The details of pricing for ADF V2 existing (meaning already generally available) features are published, but for the yet-to-be-released data flow feature, are not formalized as of this writing. However, if we look at the ADF V2 pricing examples we can at least get some sense of how to think about this. Each operation in ADF has a small incremental cost, so the total bill will be the sum of executions of those over time. Some of these operations are timed, especially data movement, so there’s an impact derived from the volume of data (represented as Data Integration Units or DIUs). In addition, Data Flow uses a Databricks cluster in the background, which might be spun up on demand or left on, depending on the frequency of your loads. Finally, the cluster itself can have different scaling depending on the quantity of data you have to process, which probably will also have some cost implication.

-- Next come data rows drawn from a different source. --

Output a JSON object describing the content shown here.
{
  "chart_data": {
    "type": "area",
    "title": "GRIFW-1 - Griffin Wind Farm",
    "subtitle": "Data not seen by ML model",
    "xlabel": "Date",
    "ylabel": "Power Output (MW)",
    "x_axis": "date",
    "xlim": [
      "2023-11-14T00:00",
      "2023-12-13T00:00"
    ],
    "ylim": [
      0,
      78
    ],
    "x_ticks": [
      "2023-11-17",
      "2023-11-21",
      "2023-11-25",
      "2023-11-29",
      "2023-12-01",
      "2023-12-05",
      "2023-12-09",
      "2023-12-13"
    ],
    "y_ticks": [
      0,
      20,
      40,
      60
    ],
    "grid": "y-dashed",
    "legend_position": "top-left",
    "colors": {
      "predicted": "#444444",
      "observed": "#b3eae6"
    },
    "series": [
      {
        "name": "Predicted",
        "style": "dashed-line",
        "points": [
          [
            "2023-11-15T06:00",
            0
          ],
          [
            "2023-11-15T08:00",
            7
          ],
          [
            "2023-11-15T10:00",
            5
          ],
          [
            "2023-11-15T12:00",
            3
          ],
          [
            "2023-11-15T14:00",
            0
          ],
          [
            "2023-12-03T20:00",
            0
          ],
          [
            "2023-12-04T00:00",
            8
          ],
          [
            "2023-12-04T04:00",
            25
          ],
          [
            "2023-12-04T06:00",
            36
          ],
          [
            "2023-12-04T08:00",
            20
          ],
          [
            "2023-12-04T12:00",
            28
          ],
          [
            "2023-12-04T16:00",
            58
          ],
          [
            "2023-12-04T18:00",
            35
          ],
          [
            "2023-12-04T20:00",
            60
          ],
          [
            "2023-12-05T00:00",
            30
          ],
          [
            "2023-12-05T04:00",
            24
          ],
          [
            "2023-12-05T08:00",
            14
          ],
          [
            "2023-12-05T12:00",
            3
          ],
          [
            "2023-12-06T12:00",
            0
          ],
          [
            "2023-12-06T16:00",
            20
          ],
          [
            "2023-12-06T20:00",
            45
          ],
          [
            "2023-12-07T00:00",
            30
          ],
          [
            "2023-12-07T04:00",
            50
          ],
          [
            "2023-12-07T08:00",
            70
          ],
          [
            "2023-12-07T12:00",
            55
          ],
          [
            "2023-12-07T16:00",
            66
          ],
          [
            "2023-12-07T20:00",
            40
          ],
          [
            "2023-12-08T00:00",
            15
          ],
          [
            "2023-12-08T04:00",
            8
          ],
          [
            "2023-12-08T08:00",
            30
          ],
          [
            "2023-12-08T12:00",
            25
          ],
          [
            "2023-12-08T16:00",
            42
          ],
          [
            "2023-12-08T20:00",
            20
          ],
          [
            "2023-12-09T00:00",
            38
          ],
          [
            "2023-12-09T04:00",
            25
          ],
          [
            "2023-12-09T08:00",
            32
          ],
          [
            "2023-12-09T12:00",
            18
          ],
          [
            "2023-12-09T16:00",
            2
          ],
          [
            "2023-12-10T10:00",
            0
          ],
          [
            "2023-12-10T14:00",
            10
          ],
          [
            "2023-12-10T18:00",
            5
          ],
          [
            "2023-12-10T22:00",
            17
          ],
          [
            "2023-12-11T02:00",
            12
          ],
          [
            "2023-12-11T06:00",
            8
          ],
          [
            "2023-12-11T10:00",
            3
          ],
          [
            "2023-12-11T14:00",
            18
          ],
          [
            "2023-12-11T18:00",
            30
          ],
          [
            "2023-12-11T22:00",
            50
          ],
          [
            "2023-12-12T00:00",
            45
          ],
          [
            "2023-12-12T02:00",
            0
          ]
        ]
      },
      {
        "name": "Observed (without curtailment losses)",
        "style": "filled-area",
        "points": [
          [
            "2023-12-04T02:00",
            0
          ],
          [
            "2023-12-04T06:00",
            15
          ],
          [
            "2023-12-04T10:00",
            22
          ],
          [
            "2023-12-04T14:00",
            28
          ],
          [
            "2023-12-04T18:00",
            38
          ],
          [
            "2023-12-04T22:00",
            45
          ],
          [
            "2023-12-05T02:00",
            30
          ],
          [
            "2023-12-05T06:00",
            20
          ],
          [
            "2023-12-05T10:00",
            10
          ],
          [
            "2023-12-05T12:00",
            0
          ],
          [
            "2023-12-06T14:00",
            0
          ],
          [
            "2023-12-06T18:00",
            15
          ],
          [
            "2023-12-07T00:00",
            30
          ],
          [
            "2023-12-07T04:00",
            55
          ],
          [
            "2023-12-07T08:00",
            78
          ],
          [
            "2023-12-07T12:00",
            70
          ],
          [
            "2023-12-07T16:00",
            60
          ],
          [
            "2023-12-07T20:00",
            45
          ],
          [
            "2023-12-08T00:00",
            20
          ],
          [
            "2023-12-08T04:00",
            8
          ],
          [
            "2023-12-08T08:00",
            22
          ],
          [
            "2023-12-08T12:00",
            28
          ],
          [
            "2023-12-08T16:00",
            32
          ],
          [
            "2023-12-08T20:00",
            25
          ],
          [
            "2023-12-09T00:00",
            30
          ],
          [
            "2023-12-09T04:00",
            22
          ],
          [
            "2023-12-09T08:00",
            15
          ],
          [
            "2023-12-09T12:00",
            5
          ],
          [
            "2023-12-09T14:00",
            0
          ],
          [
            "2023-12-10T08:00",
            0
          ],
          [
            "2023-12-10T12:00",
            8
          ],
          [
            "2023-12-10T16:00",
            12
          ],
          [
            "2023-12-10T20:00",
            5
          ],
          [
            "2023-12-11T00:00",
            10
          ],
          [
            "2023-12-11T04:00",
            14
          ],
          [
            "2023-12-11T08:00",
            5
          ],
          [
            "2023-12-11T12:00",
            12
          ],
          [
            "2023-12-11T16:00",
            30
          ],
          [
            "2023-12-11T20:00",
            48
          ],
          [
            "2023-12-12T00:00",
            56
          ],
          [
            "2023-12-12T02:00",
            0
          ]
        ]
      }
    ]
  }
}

So give Data Flows a try in Azure Data Factory – as Microsoft rolls these Control and Data Flow concepts into the service, it’s rapidly becoming a compelling, modern service for all kinds of ETL work.
* Not to be confused with Power BI Dataflow.
** If you go down the path of blending both these services by running SSIS packages inside ADF V2 using the Integration Runtime, then the SSIS components and required SQL database do have a cloud-pricing model, as well.